Tutto mio, tutto mio…

 

L’unica cosa a cui tiene quando si festeggia è la torta e lui vuole la parte più grossa.

Le candeline, i piattini ed i bicchierini colorati, i palloncini ed i festoni li lascia agli altri : l’unica cosa che vuole è la prima e la più grossa fetta di torta della festa, che abitualmente si strafoga in un battito di ciglia, in faccia ai figli ed alla compagna, che solitamente ( e non potrebbero fare altrimenti ) s’accontentano di ciò che resta.

Non pago di ciò sequestra preventivamente ciliegine e fragoline di guarnizione, nonché abbassa di qualche millimetro lo strato di panna con un lungo coltello da cucina.

Una volta per leccarlo si tagliò pure la lingua : ora compie questa operazione dal lato non affilato e la levigatura che ne consegue è più grossolana.

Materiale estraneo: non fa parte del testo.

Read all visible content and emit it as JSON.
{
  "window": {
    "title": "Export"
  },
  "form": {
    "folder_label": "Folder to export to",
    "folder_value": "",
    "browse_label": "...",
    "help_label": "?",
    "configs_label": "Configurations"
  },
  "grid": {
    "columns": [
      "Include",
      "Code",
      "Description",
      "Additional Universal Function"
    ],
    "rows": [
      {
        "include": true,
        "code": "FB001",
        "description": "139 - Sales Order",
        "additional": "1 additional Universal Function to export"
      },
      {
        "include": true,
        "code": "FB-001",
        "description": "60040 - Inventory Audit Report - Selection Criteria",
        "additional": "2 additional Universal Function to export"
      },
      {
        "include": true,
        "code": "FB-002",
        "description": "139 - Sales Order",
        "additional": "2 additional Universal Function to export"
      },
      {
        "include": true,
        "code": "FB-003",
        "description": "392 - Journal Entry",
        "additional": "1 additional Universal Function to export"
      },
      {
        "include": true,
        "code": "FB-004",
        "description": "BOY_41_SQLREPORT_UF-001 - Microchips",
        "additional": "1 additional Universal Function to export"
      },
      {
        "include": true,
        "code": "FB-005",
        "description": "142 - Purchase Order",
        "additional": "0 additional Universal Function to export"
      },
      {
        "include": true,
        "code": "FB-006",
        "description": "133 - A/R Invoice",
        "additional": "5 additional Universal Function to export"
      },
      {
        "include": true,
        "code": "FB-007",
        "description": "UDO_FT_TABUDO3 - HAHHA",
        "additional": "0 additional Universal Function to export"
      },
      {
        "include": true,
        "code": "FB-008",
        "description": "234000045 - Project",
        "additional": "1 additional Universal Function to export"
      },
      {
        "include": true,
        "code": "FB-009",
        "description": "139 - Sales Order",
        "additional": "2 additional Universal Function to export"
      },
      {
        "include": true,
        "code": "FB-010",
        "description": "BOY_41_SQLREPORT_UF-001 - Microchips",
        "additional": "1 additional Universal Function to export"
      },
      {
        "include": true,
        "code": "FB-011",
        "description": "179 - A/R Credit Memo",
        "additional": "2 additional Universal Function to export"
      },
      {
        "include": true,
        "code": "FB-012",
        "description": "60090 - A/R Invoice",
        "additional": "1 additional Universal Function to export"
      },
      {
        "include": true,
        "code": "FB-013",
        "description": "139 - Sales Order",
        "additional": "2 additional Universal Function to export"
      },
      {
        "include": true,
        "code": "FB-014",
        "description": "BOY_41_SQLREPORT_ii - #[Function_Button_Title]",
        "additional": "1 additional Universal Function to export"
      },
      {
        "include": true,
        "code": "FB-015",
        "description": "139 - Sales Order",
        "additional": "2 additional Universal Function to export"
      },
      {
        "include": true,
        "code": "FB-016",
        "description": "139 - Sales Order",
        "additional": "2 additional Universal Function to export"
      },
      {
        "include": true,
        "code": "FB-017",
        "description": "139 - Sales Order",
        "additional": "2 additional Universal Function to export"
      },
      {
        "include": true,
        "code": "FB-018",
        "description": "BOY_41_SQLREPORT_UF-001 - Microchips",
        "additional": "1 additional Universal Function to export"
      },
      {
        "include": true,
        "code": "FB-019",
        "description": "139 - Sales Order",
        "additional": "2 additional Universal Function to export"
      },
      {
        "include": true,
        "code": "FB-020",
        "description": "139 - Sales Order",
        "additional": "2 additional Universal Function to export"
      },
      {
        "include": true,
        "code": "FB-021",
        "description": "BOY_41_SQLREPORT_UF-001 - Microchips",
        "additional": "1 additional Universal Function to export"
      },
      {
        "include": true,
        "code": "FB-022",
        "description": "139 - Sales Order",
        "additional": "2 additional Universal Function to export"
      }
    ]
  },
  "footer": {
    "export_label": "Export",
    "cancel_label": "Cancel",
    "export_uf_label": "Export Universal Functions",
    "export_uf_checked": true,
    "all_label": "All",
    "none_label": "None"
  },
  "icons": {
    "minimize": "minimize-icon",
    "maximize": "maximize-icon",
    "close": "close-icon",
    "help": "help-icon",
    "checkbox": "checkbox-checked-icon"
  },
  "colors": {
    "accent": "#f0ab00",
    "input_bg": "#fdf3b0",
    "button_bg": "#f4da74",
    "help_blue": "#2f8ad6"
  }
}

I figli e soprattutto la compagna hanno provato a dirli che “non è bello”,“ non è educato”,“fai una brutta figura davanti agli invitati” ma lui, pasteggiando moscato e spumantaccio marchigiano dozzinale e gassificato, risponde sempre con un rutto talmente lungo da permettergli di pronunciare “Che mme frega, la festa è la mia, il castello è  mio, la torta è la mia e qui comando io… ”.

Spesso riesce a trascinare lungamente la “o” finale.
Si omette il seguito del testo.